The central bank decided to leave interest rates unchanged in its June meeting but hinted that borrowing costs may still need to rise by as much as half of a percentage point by the end of the year.
Economic data through last week painted a picture of resilient U.S. economy that eased recession worries.
Data on Friday showed cooler-than-expected inflation in May, while consumer spending abruptly decelerated, providing further evidence that the Fed’s hikes are having their desired effect.
“The U.S. economy is not slowing as forecast,” Citi strategists said in a client note. “Surprisingly strong job growth is keeping labour markets tight while providing the nominal spending power to drive services consumption.”

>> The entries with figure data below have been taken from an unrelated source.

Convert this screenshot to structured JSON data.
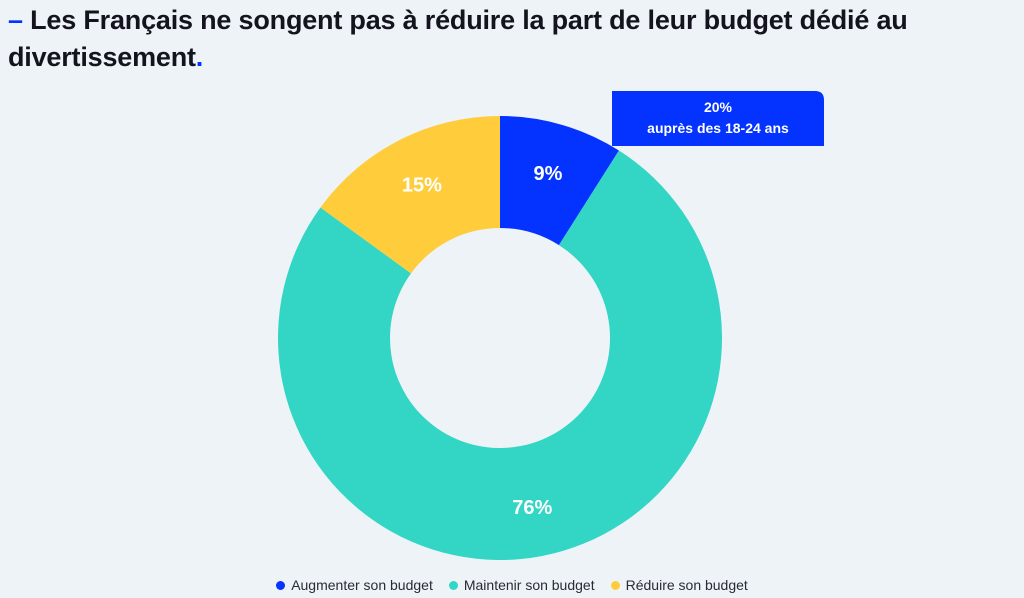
{
  "title": {
    "dash": "–",
    "text": "Les Français ne songent pas à réduire la part de leur budget dédié au divertissement",
    "period": "."
  },
  "colors": {
    "background": "#eef3f8",
    "accent": "#0433ff",
    "increase": "#0433ff",
    "maintain": "#33d6c4",
    "reduce": "#ffcd3c",
    "label_text": "#ffffff"
  },
  "chart_data": {
    "type": "pie",
    "variant": "donut",
    "title": "Les Français ne songent pas à réduire la part de leur budget dédié au divertissement",
    "unit": "%",
    "legend_position": "bottom-center",
    "slices": [
      {
        "name": "Augmenter son budget",
        "value": 9,
        "label": "9%",
        "color": "#0433ff"
      },
      {
        "name": "Maintenir son budget",
        "value": 76,
        "label": "76%",
        "color": "#33d6c4"
      },
      {
        "name": "Réduire son budget",
        "value": 15,
        "label": "15%",
        "color": "#ffcd3c"
      }
    ],
    "annotation": {
      "target": "Augmenter son budget",
      "lines": [
        "20%",
        "auprès des 18-24 ans"
      ]
    }
  }
}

Markets are pricing in a 84% chance of the Fed hiking rates by 25 basis points in its July meeting, CME FedWatch tool showed.
Investor attention will also be on the Labor Department’s Job Openings and Labor Turnover Survey, or JOLTS, and monthly payrolls report due later this week that will help gauge the labour market in the United States.
Against a basket of currencies, the dollar rose 0.2% to 103.16. After eking out a near 2% gain in the first half of the year.
FEARS FROM CHINA
Fears of a slowdown in the global economy have weighed on euro , which started the third quarter down 0.2% at $1.0883, after rising for three consecutive quarters.
A private sector survey showed on Monday that China’s factory activity growth slowed in June, with sentiment waning and recruitment cooling as firms grew increasingly concerned about sluggish market conditions.
“Investors have commented that the euro zone cyclical story is losing momentum, and this is why the euro should be lower,” HSBC’s Mackel said adding that the euro is however holding up relatively well.
China’s onshore yuan steadied at 7.2469 after slipping to near eight-month lows against the dollar at the end of last week, supported by the central bank’s intensified efforts to stabilise the much weakened local currency.